Paul Verhey's flute solo was pure poetry - serene, arching, aching in its beauty, Frits Damrow's trumpet piercing like a needle before the movement's dissonant chord is repeated.
The three central movements had a symmetry to them that was evolutionary. Rattle's Berlin performance was notorious for a Purgatorio that almost fell apart, but here the Concertgebouw were on their collective toes. The first scherzo, with its constantly changing time signatures, was a triumph in a movement which is often problematical; the second scherzo, a buoyant, lamenting waltz was more energetic and devilish than many have seen in this movement.
Mahler's Tenth is perhaps the most difficult of his scores to play - partly because there is no performance history. Technically it is fiendish, and the Concertgebouw (the unrivalled Mahler orchestra par excellence) were as fallible as any other orchestra in this work. The trombone entry in the first movement was botched and there were some moments of insecurity and co-ordination among the trumpets in the final movement (single to multiple trumpets were never as seamless as they should have been). Having said that, this performance was extraordinary for the passion of its playing. A great performance? I think so.
In the first half, Matthias Goerne was the soloist in the Rückertlieder. These oddly balanced songs, with three short ones followed by two much longer ones, were stunningly sung.
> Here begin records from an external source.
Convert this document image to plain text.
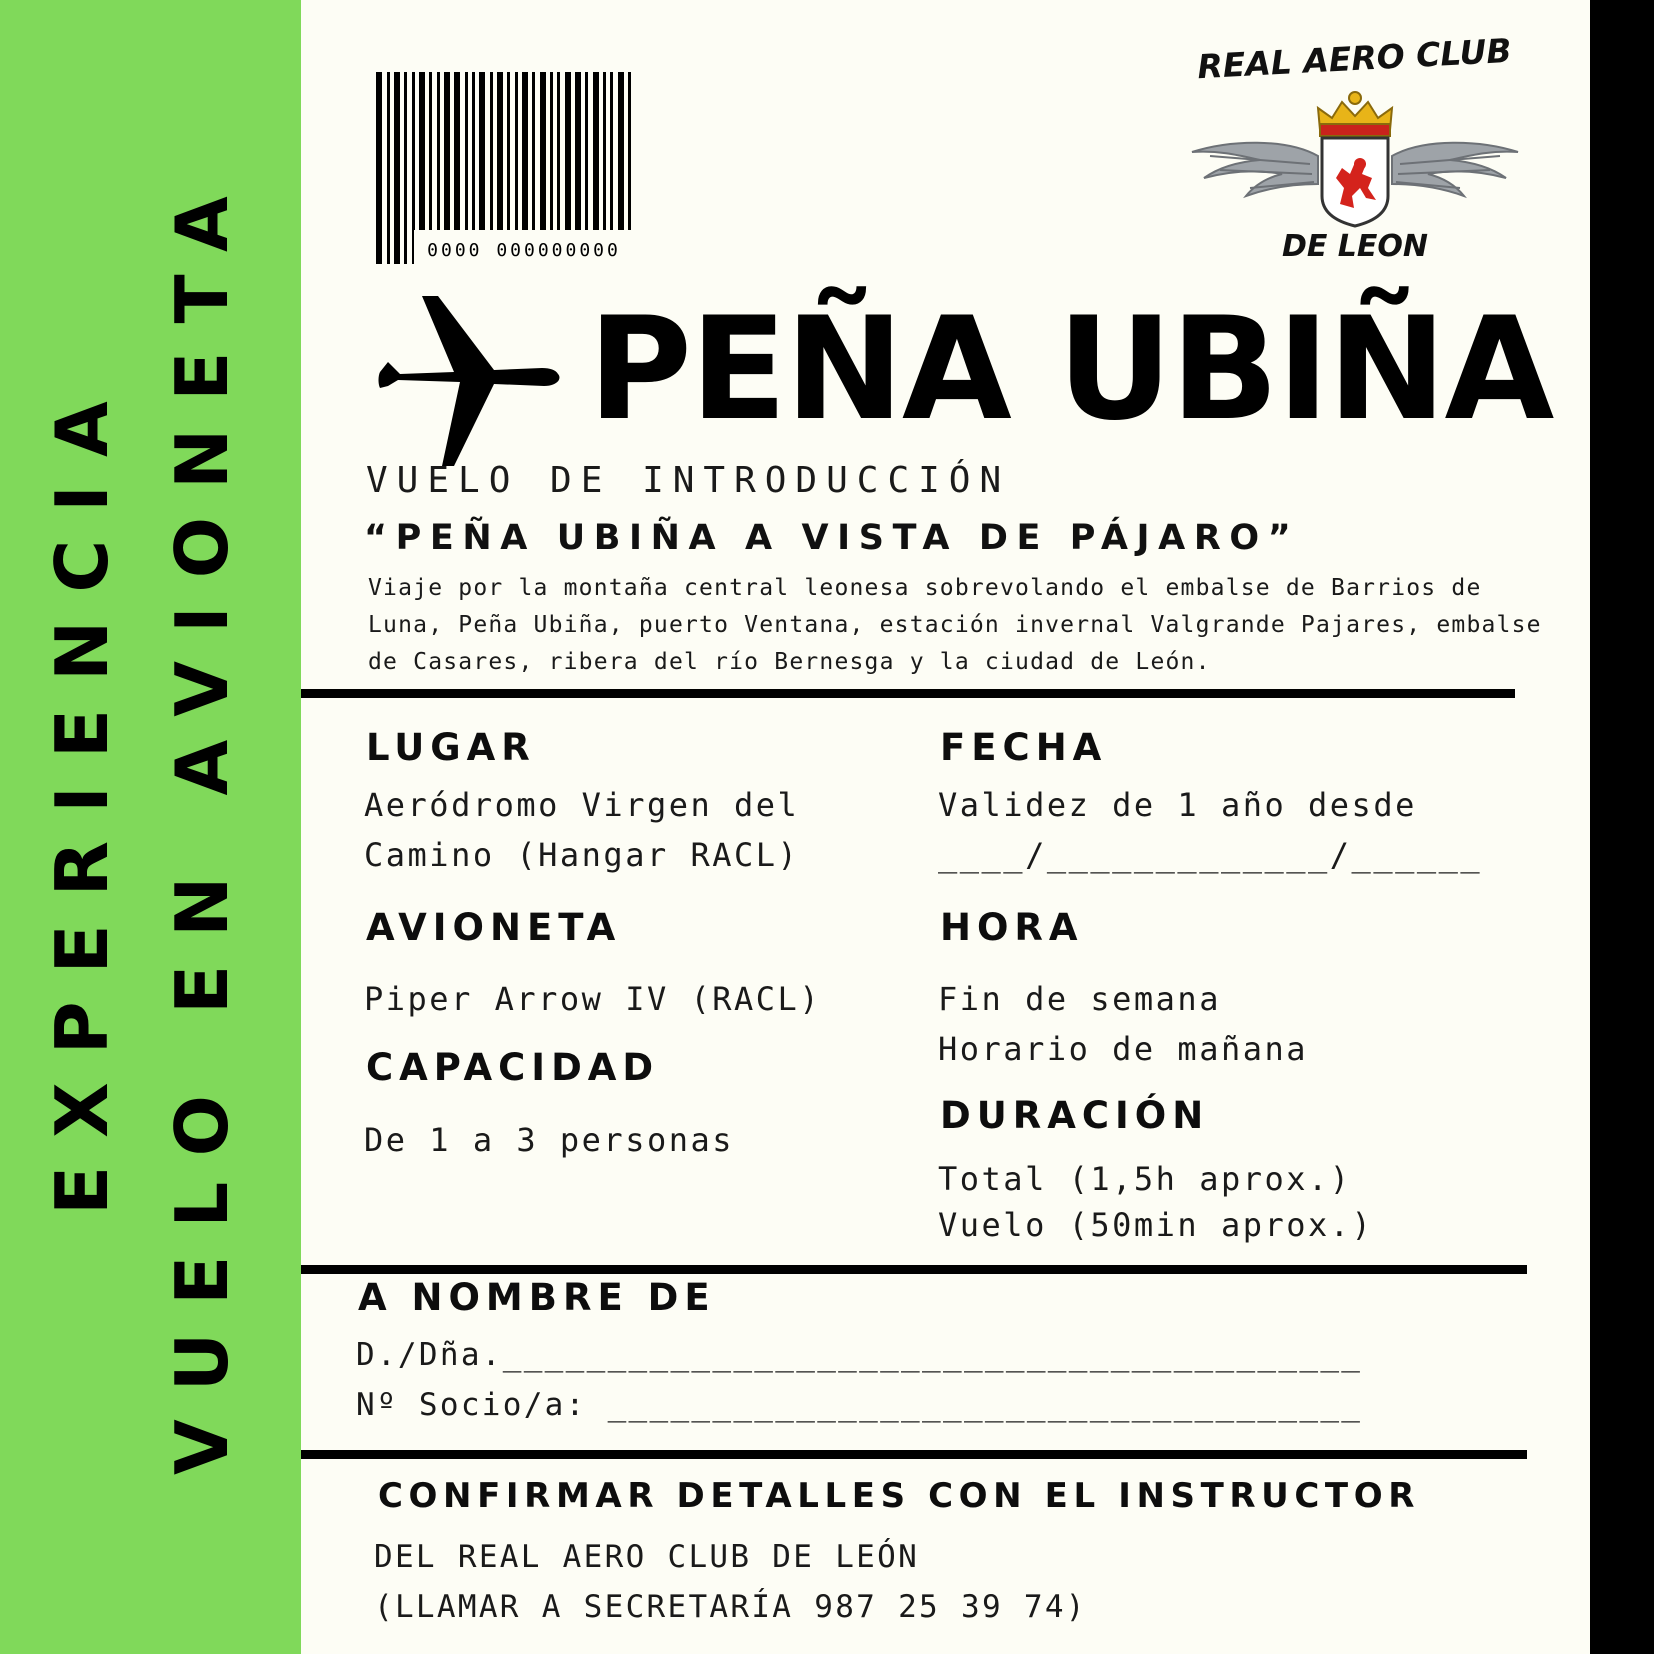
EXPERIENCIA VUELO EN AVIONETA	0000 000000000
REAL AERO CLUB
DE LEON
PEÑA UBIÑA
VUELO DE INTRODUCCIÓN
“PEÑA UBIÑA A VISTA DE PÁJARO”
Viaje por la montaña central leonesa sobrevolando el embalse de Barrios de
Luna, Peña Ubiña, puerto Ventana, estación invernal Valgrande Pajares, embalse
de Casares, ribera del río Bernesga y la ciudad de León.
LUGAR
Aeródromo Virgen del
Camino (Hangar RACL)
AVIONETA
Piper Arrow IV (RACL)
CAPACIDAD
De 1 a 3 personas
FECHA
Validez de 1 año desde
____/_____________/______
HORA
Fin de semana
Horario de mañana
DURACIÓN
Total (1,5h aprox.)
Vuelo (50min aprox.)
A NOMBRE DE
D./Dña._________________________________________
Nº Socio/a: ____________________________________
CONFIRMAR DETALLES CON EL INSTRUCTOR
DEL REAL AERO CLUB DE LEÓN
(LLAMAR A SECRETARÍA 987 25 39 74)
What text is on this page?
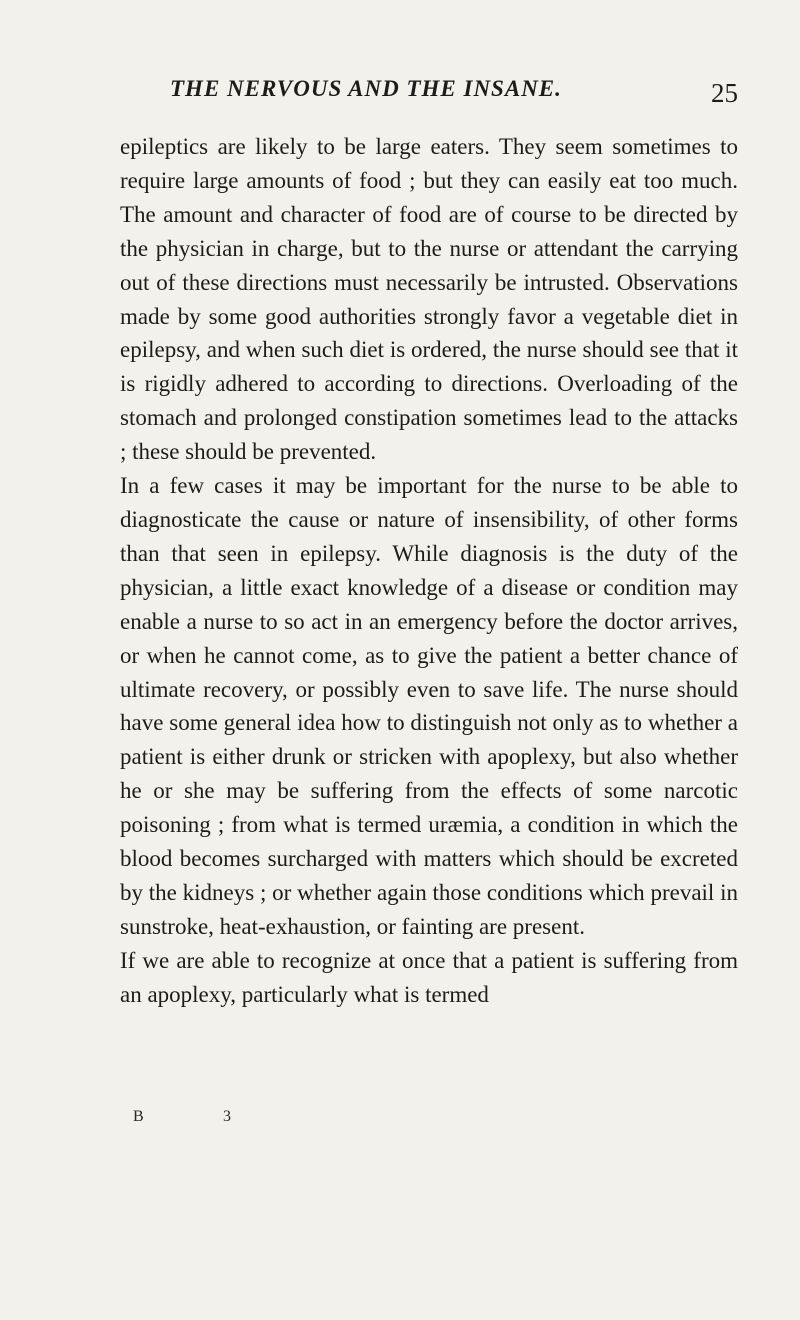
THE NERVOUS AND THE INSANE.	25

epileptics are likely to be large eaters. They seem sometimes to require large amounts of food ; but they can easily eat too much. The amount and character of food are of course to be directed by the physician in charge, but to the nurse or attendant the carrying out of these directions must necessarily be intrusted. Observations made by some good authorities strongly favor a vegetable diet in epilepsy, and when such diet is ordered, the nurse should see that it is rigidly adhered to according to directions. Overloading of the stomach and prolonged constipation sometimes lead to the attacks ; these should be prevented.

In a few cases it may be important for the nurse to be able to diagnosticate the cause or nature of insensibility, of other forms than that seen in epilepsy. While diagnosis is the duty of the physician, a little exact knowledge of a disease or condition may enable a nurse to so act in an emergency before the doctor arrives, or when he cannot come, as to give the patient a better chance of ultimate recovery, or possibly even to save life. The nurse should have some general idea how to distinguish not only as to whether a patient is either drunk or stricken with apoplexy, but also whether he or she may be suffering from the effects of some narcotic poisoning ; from what is termed uræmia, a condition in which the blood becomes surcharged with matters which should be excreted by the kidneys ; or whether again those conditions which prevail in sunstroke, heat-exhaustion, or fainting are present.

If we are able to recognize at once that a patient is suffering from an apoplexy, particularly what is termed

B	3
Having heard Mahler songs sung this year by Russian baritones it was refreshing to hear perfectly idiomatic phrasing and a concern for the words that displayed a total understanding of Mahler's writing. Goerne was nowhere finer than in the dark, sublime fourth song. The beauty of tone was resplendent, the care he took over shading his voice intensely moving. Only occasionally, and notably in the final song with its sense of blazing resurrection, was he overwhelmed by the orchestra which played with extraordinary refinement throughout.
Inexplicably, there were rows upon rows of empty seats for this concert. Is it finally the case that we are hearing too much Mahler in the concert hall, or was the programme too revolutionary for many? Answers on a postcard please.
This concert will be broadcast by Radio 3 on 11 October at 7.30pm. Riccardo Chailly's Berlin Radio Symphony Orchestra recording of Mahler's Tenth has just been reissued by Decca [466 955-2 DH].